Scene: The White House. Oval Office. President Barack Obama, Speaker of the House John Boehner, and Senate Majority Leader Harry Reid are discussing the looming budget crisis.
BOEHNER (gesturing to a steward): Hey, Garçon! How about another Cutty? And easy on the ice cubes. I’m drowning over here. What about you, Harry?
REID: Give it up, John. I’m tired.
BOEHNER: Well, Jesus, Mary, and Joseph, Harry, we’re all tired. I’ve been working my effin’ keister off since January trying to resolve this thing to our mutual benefit, and you —
OBAMA: Gentlemen, please. We don’t have a lot of time this morning.
BOEHNER: I’m sorry, Mr. President, but Senator Reid doesn’t seem to understand the gravity of my situation. My caucus isn’t exactly playing tiddlywinks. I might go out of there feet first one of these days, and I don’t think either of you wants that.
OBAMA (smiling): Now let’s not get dramatic, John. Remember, I’m from Chicago.
BOEHNER: Well, Mr. President, I’m from Cincinnati, and I envy you. I’ll take a stone cold gangster over a teabagger any day. They’re a lot more reasonable.
REID: Mr. President, I really think we need to wrap this up. If we can’t do business with the Speaker, then I’d like to know it now.
OBAMA: Fine, Senator Reid. Let’s do some business. Now, John, I believe you when tell me you don’t want a shutdown. I really do. Harry and I don’t want one, either. But you know what? If there is a government shutdown, only one of us in this room is going to come out relatively unscathed. And that person is me.
BOEHNER: I know that, Mr. President.
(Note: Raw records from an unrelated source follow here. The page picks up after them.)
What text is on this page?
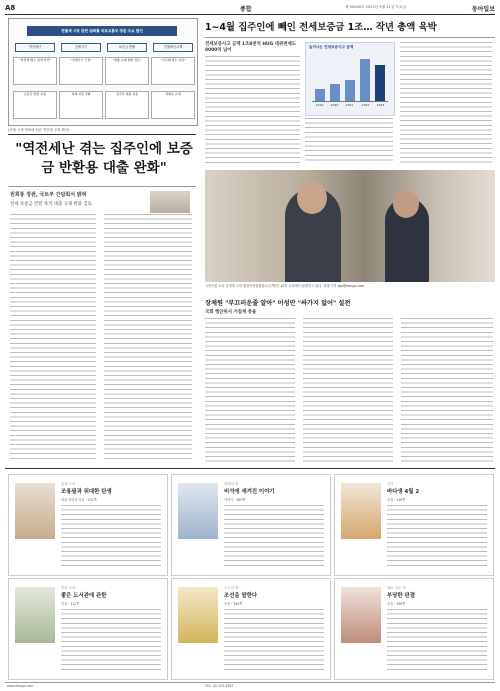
A8	종합	제 00000호 2023년 5월 11일 목요일	동아일보
전월세 시장 관련 원희룡 국토교통부 장관 주요 발언
역전세난	전세사기	보증금 반환	전월세신고제
"역전세 해소 대책 마련"	"전세사기 근절"	"대출 규제 완화 검토"	"신고제 계도 연장"
보증금 반환 지원	피해 지원 강화	집주인 대출 허용	과태료 유예
(전세 시세 하락에 따른 역전세 우려 확산)
"역전세난 겪는 집주인에 보증금 반환용 대출 완화"
원희룡 장관, 국토부 간담회서 밝혀
전세 보증금 반환 목적 대출 규제 완화 검토
1~4월 집주인에 빼인 전세보증금 1조… 작년 총액 육박
전세보증사고 금액 1조8천억 HUG 대위변제도 8000억 넘어
늘어나는 전세보증사고 금액
2019	2020	2021	2022	2023
국민의힘 소속 김정재 국회 행정안전위원장(오른쪽)이 10일 국회에서 답변하고 있다. 정재 기자 wjd@donga.com
장제원 "부끄러운줄 알아" 이성만 "싸가지 없어" 설전
국회 행안위서 거칠게 충돌
흥행 도서
조용필과 위대한 탄생
서울 경력자 지음 · 432쪽
화제의 책
비석에 새겨진 이야기
이야기 · 280쪽
신간
바다생 4월 2
지음 · 248쪽
추천 도서
좋은 도서관에 관한
지음 · 312쪽
오늘의 책
조선을 말한다
지음 · 264쪽
새로 나온 책
부당한 판결
지음 · 296쪽
www.donga.com	TEL: 02-123-4567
Jesus Christ, that’s what I keep telling the teabaggers. They’re not listening. Lord knows what line of crap that snake Cantor is feeding them. I’m about ready to hire a food taster.
OBAMA: I feel your pain, John, but those people are your problem. Perhaps you haven’t noticed — being so busy and all — but the Tea Party wants to send me on a slow boat to Kenya. I may have reached the limits of my famous equanimity.
BOEHNER: Understood, Mr. President. But all I need —
OBAMA: John, here’s the bottom line: Harry and I aren’t going to throw you any more bones. We’ve got our post-shutdown strategy in place, and frankly, we feel pretty good about it. Why, I’ll bet you can even guess what it is.
BOEHNER: I think so. You’re going to have your people beat me like a rented mule while you go around looking presidential. You’ll take few swipes at ol’ Harry here, but nothing will draw blood. Meanwhile, the crazies in my party will think they just won the friggin’ Super Bowl. End result: more headaches for moi.
REID: By George, Mr. President, I think he gets it. Can I go now?
OBAMA: Absolutely, Senator Reid. Now, how about one for the road, John? Garçon! Another Scotch for the Speaker.
BOEHNER: Thanks, Mr. President. Make it a double.